This note is a summary of aspects of Siberian geology as far as I have been able to gather relevant facts, occasioned in part by and meant to correct errors in what I heard on a TV program dealing with the Siberian traps [“Earth’s Deadliest Eruption,” Feb 9, History Channel, AETN, affiliated with British Sky Broadcasting, often runs programs from BBC].However, in so doing, I am suggesting new evidence, not previously published in any form, to my knowledge.
While reporting on many interesting known facts concerning geology of the eruptions, some remarks in the program appeared to be in error: Although the idea of a hotspot track was mentioned, with the Hawaiian sea mount chain given as an example, the astounding declaration was made that the Siberian eruptions ended after a million years (~249 M yrs ago) and no hotspot track for the Siberian hotspot was known, so stated explicitly.
To the contrary, I believe the hotspot track is clearly visible on Google maps satellite image (NOT Google Earth, which is a bit blurry), see below for details, eruptions continuing ever since.
The track’s total extent includes a continental and an oceanic part.

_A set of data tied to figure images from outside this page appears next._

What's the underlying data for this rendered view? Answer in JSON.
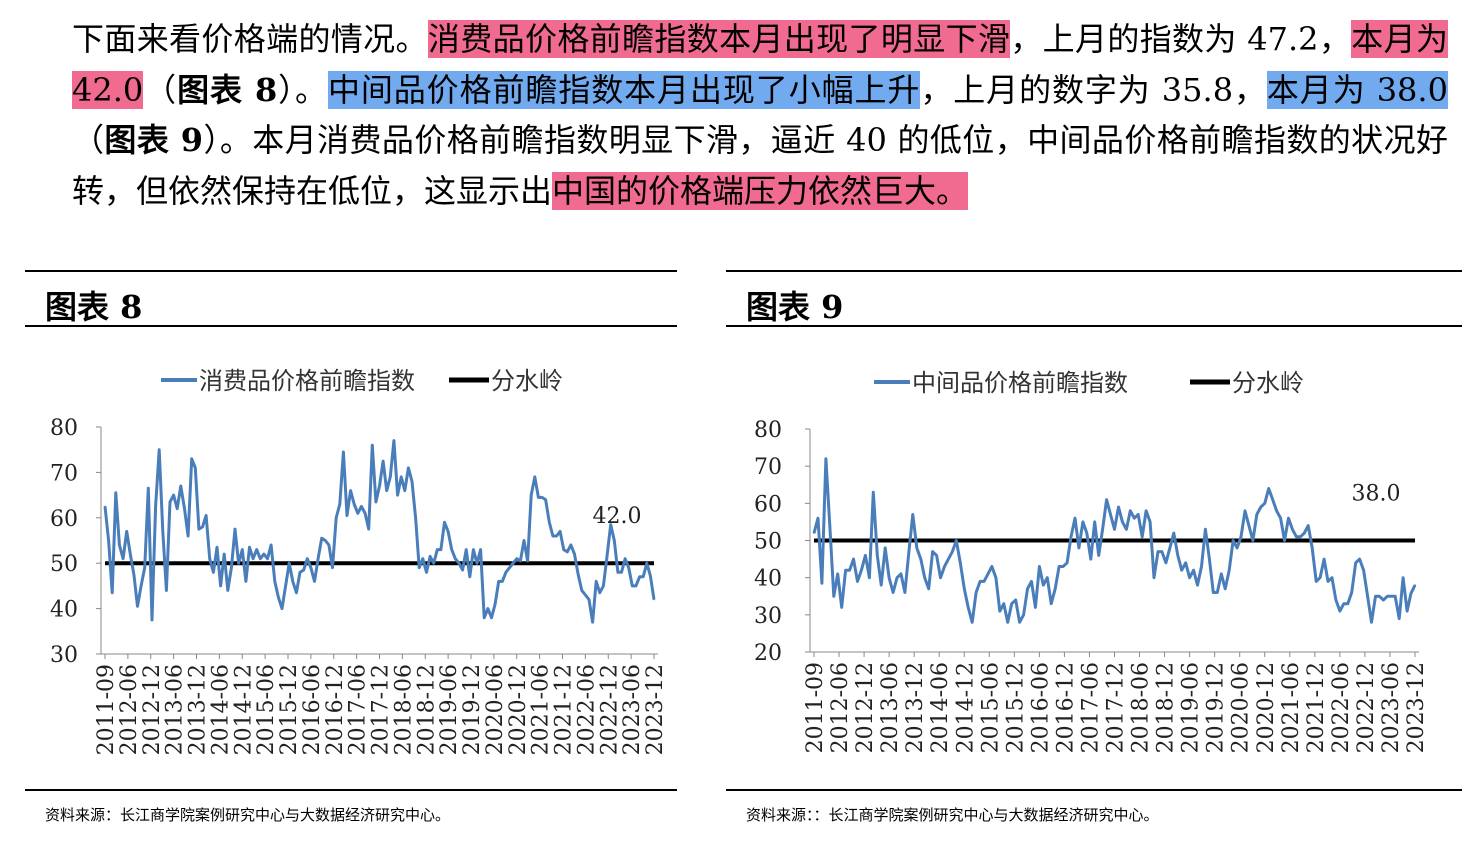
{
  "paragraph": {
    "s1": "下面来看价格端的情况。",
    "s2": "消费品价格前瞻指数本月出现了明显下滑",
    "s3": "，上月的指数为 47.2，",
    "s4": "本月为 42.0",
    "s5": "（",
    "s6": "图表 8",
    "s7": "）。",
    "s8": "中间品价格前瞻指数本月出现了小幅上升",
    "s9": "，上月的数字为 35.8，",
    "s10": "本月为 38.0",
    "s11": "（",
    "s12": "图表 9",
    "s13": "）。本月消费品价格前瞻指数明显下滑，逼近 40 的低位，中间品价格前瞻指数的状况好转，但依然保持在低位，这显示出",
    "s14": "中国的价格端压力依然巨大。"
  },
  "figures": [
    {
      "title": "图表 8",
      "source": "资料来源：长江商学院案例研究中心与大数据经济研究中心。"
    },
    {
      "title": "图表 9",
      "source": "资料来源：：长江商学院案例研究中心与大数据经济研究中心。"
    }
  ],
  "chart_data": [
    {
      "type": "line",
      "x_tick_labels": [
        "2011-09",
        "2012-06",
        "2012-12",
        "2013-06",
        "2013-12",
        "2014-06",
        "2014-12",
        "2015-06",
        "2015-12",
        "2016-06",
        "2016-12",
        "2017-06",
        "2017-12",
        "2018-06",
        "2018-12",
        "2019-06",
        "2019-12",
        "2020-06",
        "2020-12",
        "2021-06",
        "2021-12",
        "2022-06",
        "2022-12",
        "2023-06",
        "2023-12"
      ],
      "ylim": [
        30,
        80
      ],
      "yticks": [
        30,
        40,
        50,
        60,
        70,
        80
      ],
      "legend": [
        "消费品价格前瞻指数",
        "分水岭"
      ],
      "legend_position": "top",
      "grid": false,
      "annotation": "42.0",
      "threshold": 50,
      "series": [
        {
          "name": "消费品价格前瞻指数",
          "color": "#4a7ebb",
          "values": [
            62.5,
            55,
            43.5,
            65.5,
            54,
            51,
            57,
            52,
            47.5,
            40.5,
            45,
            49,
            66.5,
            37.5,
            62.5,
            75,
            57,
            44,
            63.5,
            65,
            62,
            67,
            62,
            56,
            73,
            71,
            57.5,
            58,
            60.5,
            51,
            48,
            53.5,
            45,
            52,
            44,
            49,
            57.5,
            50,
            53,
            46,
            53.5,
            51,
            53,
            51,
            52,
            51,
            54,
            46,
            42.5,
            40,
            45,
            50,
            46,
            43.5,
            48,
            48.5,
            51,
            49,
            46,
            51,
            55.5,
            55,
            54,
            49,
            60,
            63,
            74.5,
            60.5,
            66,
            63,
            61,
            62.5,
            61,
            57.5,
            76,
            63.5,
            67,
            72.5,
            66,
            69,
            77,
            65,
            69,
            66,
            71,
            68,
            60,
            49,
            51,
            48,
            51.5,
            50,
            53,
            53,
            59,
            57,
            53,
            51,
            50,
            48.5,
            53,
            47,
            53,
            50,
            53,
            38,
            40,
            38,
            41,
            46,
            46,
            48,
            49,
            50,
            51,
            50.5,
            55,
            50.5,
            65,
            69,
            64.5,
            64.5,
            64,
            59,
            56,
            56,
            57,
            53,
            52.5,
            54,
            52,
            47.5,
            44,
            43,
            42,
            37,
            46,
            43.5,
            45,
            51.5,
            58.5,
            55,
            48,
            48,
            51,
            49,
            45,
            45,
            47,
            47,
            50,
            47.2,
            42.0
          ]
        },
        {
          "name": "分水岭",
          "color": "#000000",
          "values": [
            50
          ]
        }
      ]
    },
    {
      "type": "line",
      "x_tick_labels": [
        "2011-09",
        "2012-06",
        "2012-12",
        "2013-06",
        "2013-12",
        "2014-06",
        "2014-12",
        "2015-06",
        "2015-12",
        "2016-06",
        "2016-12",
        "2017-06",
        "2017-12",
        "2018-06",
        "2018-12",
        "2019-06",
        "2019-12",
        "2020-06",
        "2020-12",
        "2021-06",
        "2021-12",
        "2022-06",
        "2022-12",
        "2023-06",
        "2023-12"
      ],
      "ylim": [
        20,
        80
      ],
      "yticks": [
        20,
        30,
        40,
        50,
        60,
        70,
        80
      ],
      "legend": [
        "中间品价格前瞻指数",
        "分水岭"
      ],
      "legend_position": "top",
      "grid": false,
      "annotation": "38.0",
      "threshold": 50,
      "series": [
        {
          "name": "中间品价格前瞻指数",
          "color": "#4a7ebb",
          "values": [
            52,
            56,
            38.5,
            72,
            54,
            35,
            41,
            32,
            42,
            42,
            45,
            39,
            42,
            46,
            40,
            63,
            46,
            38,
            48,
            40,
            36,
            40,
            41,
            36,
            47,
            57,
            48,
            45,
            40,
            37,
            47,
            46,
            40,
            43,
            45,
            47,
            50,
            44,
            37,
            32,
            28,
            36,
            39,
            39,
            41,
            43,
            40,
            31,
            33,
            28,
            33,
            34,
            28,
            30,
            37,
            39,
            32,
            43,
            38,
            40,
            33,
            37,
            43,
            43,
            44,
            51,
            56,
            48,
            55,
            52,
            45,
            55,
            46,
            53,
            61,
            57,
            53,
            59,
            55,
            53,
            58,
            56,
            57,
            51,
            58,
            55,
            40,
            47,
            47,
            44,
            48,
            52,
            46,
            42,
            44,
            40,
            42,
            38,
            43,
            53,
            45,
            36,
            36,
            41,
            37,
            42,
            50,
            48,
            51,
            58,
            54,
            50,
            57,
            59,
            60,
            64,
            61,
            58,
            56,
            50,
            56,
            53,
            51,
            51,
            52,
            54,
            48,
            39,
            40,
            45,
            39,
            40,
            34,
            31,
            33,
            33,
            36,
            44,
            45,
            42,
            35,
            28,
            35,
            35,
            34,
            35,
            35,
            35,
            29,
            40,
            31,
            35.8,
            38.0
          ]
        },
        {
          "name": "分水岭",
          "color": "#000000",
          "values": [
            50
          ]
        }
      ]
    }
  ]
}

It stretches from the Siberian Basin to the Hawaiian volcanoes, so that in fact the hotspot related to the end-Permian extinction event is known, eruptions have gone on at first in the form of super-volcanoes, at least until early Cretaceous times, finally subsiding gradually to today’s Hawaiian volcanoes, as explained further below.
In Siberia proper, the hotspot track passes just N of Yakutsk and runs from NW to SE across the map, as an almost exactly straight line (testimony to the exceedingly steady plate motion over 150 M yrs of the Earth’s crust as it dragged across the hotspot in the mantle beneath).The track should stand out clearly and be visible by its discoloration on the satellite image, sometimes brighter, or darker, than the surround.Its visible aspect terminates in a promontory East of Magadan on the Sea of Okhotsk. The NW terminus is at the Putorana Plateau, recognizable by its deeply dissected surface, with the city of Noril’sk on its Western edge. The Siberian Basin is adjacent to the West.

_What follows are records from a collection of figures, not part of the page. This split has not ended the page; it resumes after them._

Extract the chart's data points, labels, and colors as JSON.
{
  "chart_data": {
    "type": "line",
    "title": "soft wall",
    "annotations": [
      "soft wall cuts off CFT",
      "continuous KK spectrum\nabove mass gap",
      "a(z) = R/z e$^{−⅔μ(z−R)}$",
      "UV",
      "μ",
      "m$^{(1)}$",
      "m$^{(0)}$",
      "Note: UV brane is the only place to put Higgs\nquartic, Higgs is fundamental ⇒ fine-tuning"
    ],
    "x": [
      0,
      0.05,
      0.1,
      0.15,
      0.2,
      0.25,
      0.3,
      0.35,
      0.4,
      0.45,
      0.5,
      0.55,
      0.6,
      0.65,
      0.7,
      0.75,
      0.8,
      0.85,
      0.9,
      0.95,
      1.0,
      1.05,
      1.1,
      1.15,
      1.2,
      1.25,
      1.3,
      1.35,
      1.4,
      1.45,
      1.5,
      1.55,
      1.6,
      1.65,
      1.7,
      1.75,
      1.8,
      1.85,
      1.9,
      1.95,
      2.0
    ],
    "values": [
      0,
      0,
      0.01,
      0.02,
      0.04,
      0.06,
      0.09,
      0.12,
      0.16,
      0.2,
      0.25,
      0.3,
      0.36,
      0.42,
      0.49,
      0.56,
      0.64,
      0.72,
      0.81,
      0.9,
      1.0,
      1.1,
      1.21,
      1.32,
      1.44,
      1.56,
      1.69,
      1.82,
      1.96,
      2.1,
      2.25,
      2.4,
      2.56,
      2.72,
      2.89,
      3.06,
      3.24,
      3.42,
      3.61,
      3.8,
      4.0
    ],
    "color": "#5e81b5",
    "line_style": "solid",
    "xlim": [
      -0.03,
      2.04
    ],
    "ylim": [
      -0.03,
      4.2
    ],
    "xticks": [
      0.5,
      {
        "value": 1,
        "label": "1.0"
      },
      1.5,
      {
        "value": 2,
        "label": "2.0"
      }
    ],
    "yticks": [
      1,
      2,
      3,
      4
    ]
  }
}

From East of Magadan the track runs under the Sea of Okhotsk (buried beneath sediment) and under Kamchatka, to emerge in the Great Cusp formed by the Kuril and Aleut island chains and by the corresponding plate tectonic subduction trenches, an event reliably dated to a little over 85 M yrs ago, the age of the Detroit Seamount, Western-most for which DSDP cores could be dated. The cusp formed by the trenches, by all appearances, is due to the hotspot track which is anchored deep in the mantle resisting subduction. The track goes on in the Emperor-Hawaii sea mount chain.
[Brief detailed map instructions: To see the track on your browser, open maps.google.com and enter “Yakutsk” then click “search maps”. Choose satellite view (upper right of screen). Click the arrows (<<, upper left), to open map to full width. Move zoom slide down until the scale on the lower left hand corner says 200 km. The map will show maybe 3,000 km of Siberian territory from West to East. Drag the map slightly so that the Magadan promontory with the SE terminus of the visible part of the track is in the lower right hand corner of your screen. At the 200 km scale, the Putorana Plateau should be on the upper left corner, if not try clicking <<, or it may be necessary for you to use screen zoom features.]
Controversially, the Siberian Basin and S Kara Sea to the West are the origin of the hotspot where a giant comet hit that ended the Permian period (>100 km diameter, perhaps a Kuiper Belt object), breaking into two or more fragments due to “impact focussing”, i.e., near Earth tidal forces tearing apart the lumpy, dirty snowball that a comet is, loosely held together by internal gravity. The double S-curve of the Urals forms a partial crater wall for the two adjacent 2,000 km diameter impact craters.The cross section of the mountain chain and numerous geological details are evidence for this fact. The city of Perm is on the gentle West slope.(Where is the rest of the crater wall, .. perhaps in N America?)
The former Mongol-Okhotsk Ocean was reduced to the current Sea of Okhotsk in late Jurassic/ early Cretacious times when the growing hotspot track caused fusion of mainland Asia and Siberia.
The famous dinosaur beds in the Gobi desert and Liaoning province were laid down at that time, fine ash from super-volcano (caldera) eruptions of the hotspot burying and preserving amazing detail of feathered dinosaurs and early birds, when the caldera was near Yakutsk. In that period, the region was in a subtropical location, as the hotspot has moved little over time if at all. The giant impact likely caused the vast Pacific Ocean to open with Hawaii still near its center even today, splitting the crust.
Several papers by geologists were consulted for this summary. While, admittedly, I do not own a geological map of Siberia, and none may be for sale in the West, the geological foundations of these various geographical features should be easily ascertainable by professional geologists. The entire track is studded with mining treasures of all sorts, so perhaps this explains why the track is not better known until now.